Scientists and environmental advocates are up in arms after lumps of coal were found washed up on beaches around Australia’s Great Barrier Reef World Heritage Area.
Showing what’s at stake for vulnerable marine life, a local found a turtle hatchling next to a lump of coal on East Point Beach in Mackay, Queensland and shared the pictures.
Lance Payne spotted the hatchling while wandering the beach early this week. Though he’s not part of any environmental group, he felt compelled to share what he saw with authorities. He says the beach is covered in bits of coal and what he believes to be fine black coal dust.
“It’s very alarming,” he said. “There’s coal, potential coal dust and plastic pollution from the streets. “All these awful things happening on the one beach.”While its effect on turtles is not known, scientists largely regard coal as having a toxic affect on marine plants and animals.
“It is simply not good enough for coal to be washing up on beaches in the Great Barrier Reef World Heritage Area,” WWF Australia head of oceans Richard Leck said in a statement. “Coal is a potentially toxic material for marine life and must be managed in a way that stops it ending up in Reef waters.”
The WFF is calling for a government investigation into the matter, as well as infrastructure changes to prevent coal spillages at nearby mining ports.
Lance’s photo comes as the Queensland government found a coal spillage at a mining port in waters near the Reef, ABC reported. The coal appears to have spilled from one of the ship loaders at Hay Point Coal port, as well as spillages from trestles carrying the coal to ship loaders.
The WWF said coal has washed up at East Point Beach and Louisa Creek Beach, not far from the Hay Point Coal port. Environment Minister Steven Miles told the ABC it was not yet possible to say whether Hay Point was the source of the coal.

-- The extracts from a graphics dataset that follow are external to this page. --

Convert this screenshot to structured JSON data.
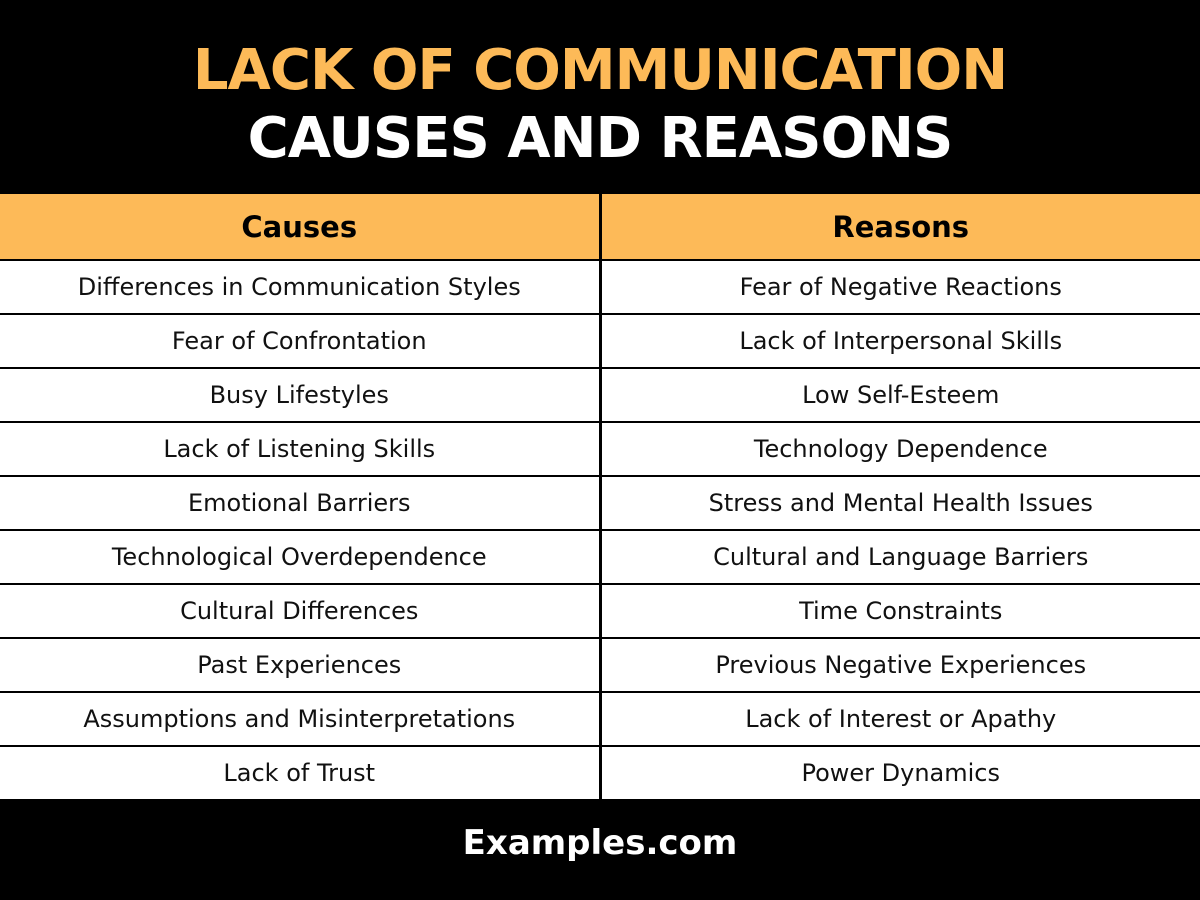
{
  "title": {
    "line1": "LACK OF COMMUNICATION",
    "line2": "CAUSES AND REASONS"
  },
  "colors": {
    "accent": "#FDBA58",
    "background": "#000000"
  },
  "table": {
    "headers": [
      "Causes",
      "Reasons"
    ],
    "rows": [
      [
        "Differences in Communication Styles",
        "Fear of Negative Reactions"
      ],
      [
        "Fear of Confrontation",
        "Lack of Interpersonal Skills"
      ],
      [
        "Busy Lifestyles",
        "Low Self-Esteem"
      ],
      [
        "Lack of Listening Skills",
        "Technology Dependence"
      ],
      [
        "Emotional Barriers",
        "Stress and Mental Health Issues"
      ],
      [
        "Technological Overdependence",
        "Cultural and Language Barriers"
      ],
      [
        "Cultural Differences",
        "Time Constraints"
      ],
      [
        "Past Experiences",
        "Previous Negative Experiences"
      ],
      [
        "Assumptions and Misinterpretations",
        "Lack of Interest or Apathy"
      ],
      [
        "Lack of Trust",
        "Power Dynamics"
      ]
    ]
  },
  "footer": {
    "brand": "Examples.com"
  }
}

Federal and state governments have given the go-ahead to a number of coal ports close by the Reef, including the Abbot Point coal terminal.
The terminal will serve the Adani’s Carmichael coal mine, which will be one of the world’s largest if completed.
A coal spillage near a World Heritage-listed marine park is always unwelcome, but parts of the Reef are also recovering from a global coral bleaching event.
When stressed by environmental factors such as rising water temperatures and pollution, coal can expel the algae that lives in its tissues, providing it colour and nutrients. Exposing its white skeleton, bleaching leaves coral more vulnerable to disease.
In November, it was announced that the Reef had suffered its largest die-off on record. Its northern section was estimated to lose 67 percent of its shallow water corals. Coral can recover from bleaching, provided it’s not exposed to further stresses.
The appearance of coal is unwelcome under any circumstances, even in sections of the reef not worst hit by bleaching.
“Beginning your first moments as a hatchling beside a lump of coal is not the best start to life,” Leck said.